La lobotomía de lo oriental

Llevo años estudiando y practicando artes marciales. Las llevo muy dentro. Desde muy joven me atrajeron todas esas disciplinas donde dos chicos de ojos rasgados se miraban con desconfianza y danzaban por escenarios inverosímiles con coreografías aún más inverosímiles, sin dejar atrás que las voces eran espectaculares.

El grito de Bruce Lee, posiblemente sea de los más famosos, mundialmente, y no precisamente por la mística que pueda albergar.

Desde niña me fascinaban esas pelis en las que los actores iban enganchados a cuerdas súper visibles, los borrachos eran geniales luchadores, y el malo de la película siempre llevaba el pelo largo y blanco, al más puro estilo Frozen. Las virguerías que realizaban me dejaban pegada al televisor. Incluso en el programa Humor amarillo veía destreza, habilidad, espíritu guerrero… Todo lo que fuese oriental me atraía como la luz a una polilla. Nunchakus, estrellas ninja, cadenas de anillas con punta de acero, kalis, bastones... Todo lo que sirviese para golpear me parecía una fantasía. Aprender a manejar un arma me resultaba mucho más interesante que recortar el pelo de mi muñeca o jugar. Yo quería luchar.

Con los años practiqué, y luché... Y eso me llevó, poco a poco, a conocer otras filosofías menos bélicas en apariencia. Y digo en apariencia porque llevaba años practicando, a nivel personal, enseñanzas -en esencia de origen zen- que, cuando tuve que aplicar en mi vida, provocaron lo que llamé una pérdida de fe. No fue un movimiento interno fácil de gestionar, y menos aún de reconocer. Fueron años de práctica, dejando que las palabras de los maestros fuesen permeando en mí hasta alcanzar el nivel de la conciencia misma, integrando verdades a mi día a día que, cuando fueron examinadas a fuego, no pasaron ni por el aprobado medio.

Ahí, en ese instante, colapsé con lo oriental, con lo que se me prometía: una vida sosegada, de conciencia plena, de resolución amorosa y equilibrada de los conflictos… Nada de eso ocurrió. Todo fue un caos, un torbellino que se llevó toda la estabilidad, mis creencias tomaron forma de dagas que lanzaba contra mí propio corazón. Y es que nos hacemos mucho daño cuando queremos vivir a través de fórmulas, patrones, citas... Finalidades que terminan por castrar nuestra oscuridad más profunda. La vuelven desteñida, irreconocible ante nuestros propios ojos. Vivir en Yupilandia tiene un coste alto: el de no saber qué hacer cuando las cosas vienen mal. Te encierras en guetos donde todos sonríen, dicen amar la vida, y el único consuelo es un "date tiempo, fluye", sin involucrarse en absoluto en tu malestar.

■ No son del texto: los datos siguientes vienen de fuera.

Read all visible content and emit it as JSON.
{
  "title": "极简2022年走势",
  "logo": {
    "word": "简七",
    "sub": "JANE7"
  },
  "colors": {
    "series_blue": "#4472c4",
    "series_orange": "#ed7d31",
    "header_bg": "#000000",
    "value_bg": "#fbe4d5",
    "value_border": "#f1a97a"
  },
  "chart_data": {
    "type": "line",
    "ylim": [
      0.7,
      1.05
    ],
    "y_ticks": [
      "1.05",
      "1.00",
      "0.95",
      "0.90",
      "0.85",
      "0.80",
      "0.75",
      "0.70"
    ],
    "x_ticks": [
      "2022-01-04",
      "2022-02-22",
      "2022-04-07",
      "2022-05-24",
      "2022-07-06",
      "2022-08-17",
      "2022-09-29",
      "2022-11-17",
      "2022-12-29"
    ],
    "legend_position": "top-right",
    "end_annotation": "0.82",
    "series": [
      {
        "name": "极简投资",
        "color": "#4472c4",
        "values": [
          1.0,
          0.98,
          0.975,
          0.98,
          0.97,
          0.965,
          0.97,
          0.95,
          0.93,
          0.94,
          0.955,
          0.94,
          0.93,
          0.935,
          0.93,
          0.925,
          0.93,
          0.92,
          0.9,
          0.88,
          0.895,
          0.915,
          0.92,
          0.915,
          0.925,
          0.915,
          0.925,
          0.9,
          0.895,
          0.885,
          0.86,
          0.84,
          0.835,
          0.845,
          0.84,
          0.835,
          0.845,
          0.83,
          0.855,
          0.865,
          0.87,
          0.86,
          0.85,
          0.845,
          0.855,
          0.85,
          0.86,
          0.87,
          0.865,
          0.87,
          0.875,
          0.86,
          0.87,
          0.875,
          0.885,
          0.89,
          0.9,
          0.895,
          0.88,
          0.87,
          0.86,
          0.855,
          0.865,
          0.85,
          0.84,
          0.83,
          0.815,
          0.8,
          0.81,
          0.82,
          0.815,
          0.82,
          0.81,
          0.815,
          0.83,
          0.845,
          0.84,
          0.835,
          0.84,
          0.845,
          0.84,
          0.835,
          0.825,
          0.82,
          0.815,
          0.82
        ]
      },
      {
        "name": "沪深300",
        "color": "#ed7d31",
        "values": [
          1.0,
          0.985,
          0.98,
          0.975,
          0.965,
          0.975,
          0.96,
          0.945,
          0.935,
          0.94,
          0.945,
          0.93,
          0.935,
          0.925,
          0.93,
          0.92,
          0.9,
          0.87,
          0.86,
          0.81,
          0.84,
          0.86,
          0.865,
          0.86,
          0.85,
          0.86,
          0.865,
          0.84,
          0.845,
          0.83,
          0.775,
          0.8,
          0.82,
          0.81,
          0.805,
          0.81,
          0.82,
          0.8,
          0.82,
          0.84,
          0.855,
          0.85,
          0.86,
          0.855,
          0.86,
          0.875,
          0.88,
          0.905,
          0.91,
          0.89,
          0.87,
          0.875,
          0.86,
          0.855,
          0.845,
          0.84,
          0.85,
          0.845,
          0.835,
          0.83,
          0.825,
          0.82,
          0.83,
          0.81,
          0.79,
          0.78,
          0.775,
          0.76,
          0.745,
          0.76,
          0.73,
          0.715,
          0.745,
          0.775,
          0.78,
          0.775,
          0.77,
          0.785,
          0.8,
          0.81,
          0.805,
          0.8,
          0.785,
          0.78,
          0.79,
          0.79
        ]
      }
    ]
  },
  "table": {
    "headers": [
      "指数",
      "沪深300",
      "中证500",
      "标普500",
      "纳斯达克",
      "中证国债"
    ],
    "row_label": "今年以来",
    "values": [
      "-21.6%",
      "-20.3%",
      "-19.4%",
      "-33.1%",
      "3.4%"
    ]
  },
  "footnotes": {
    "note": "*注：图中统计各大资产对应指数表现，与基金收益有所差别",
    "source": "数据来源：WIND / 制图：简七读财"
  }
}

Cuando reniegas y dices que algo no funciona, es que tú no lo entendiste, no lo aplicaste, o no lo pensaste con suficiente fuerza. Ahí es donde la burbuja explota. En lo tangible, en lo real, en lo discontinuo. En ese momento las sonrisas desaparecen, las manos ya no forman un círculo de unión álmica, y mucho menos preguntes si te pueden dejar pasta, porque la dirección natural de esa transacción es la contraria. Nunca en tu beneficio -siempre es la contraria-. Besos, abrazos… y vas que chutas.

Lo oriental, lo exótico, el «tranquila, todo está en tu mente» pasó de ser mi ideal de estado emocional a convertirse en una termita devoradora de esencias. Un monstruo gigante y hambriento que, como La Cosa, arrasa con todo lo que tiene a su alrededor, engullendo hasta el último resto de racionalidad. Esas filosofías recauchutadas, con extra de glutamato positivo, en caso de naufragio personal son insuficientes. Además,  deberían venir con una advertencia debajo que pusiese: "En caso de emergencia, no tirar de aquí". Primero, porque no saldría ninguna lancha inflable para salvarnos. Y segundo, porque si por casualidad saliera, seguro que solo tendría lugar para uno. Y Titanic ya nos enseñó a todos cómo acaba eso, -y ese uno que se salvaría ya intuyo quién sería. Yo no-.

Es triste que haya tantas personas profesando una filosofía de vida que nunca ha puesto a examen, que nunca ha valorado realmente. Y con esto no quiero poner el foco en ninguna filosofía concreta -y menos la oriental-. Lo que sí comprendí es que la filosofía no era el problema, ni el maestro de turno, ni sus múltiples seguidores…

El problema, -en mi caso-, era que cuando la vida te lleva al abismo, te lo muestra con respeto y te invita a abismarte, es de mala educación no escuchar lo que tiene que decir. Por eso, hay que dejarse sentir todo... No solo lo que, por convención, es más zen.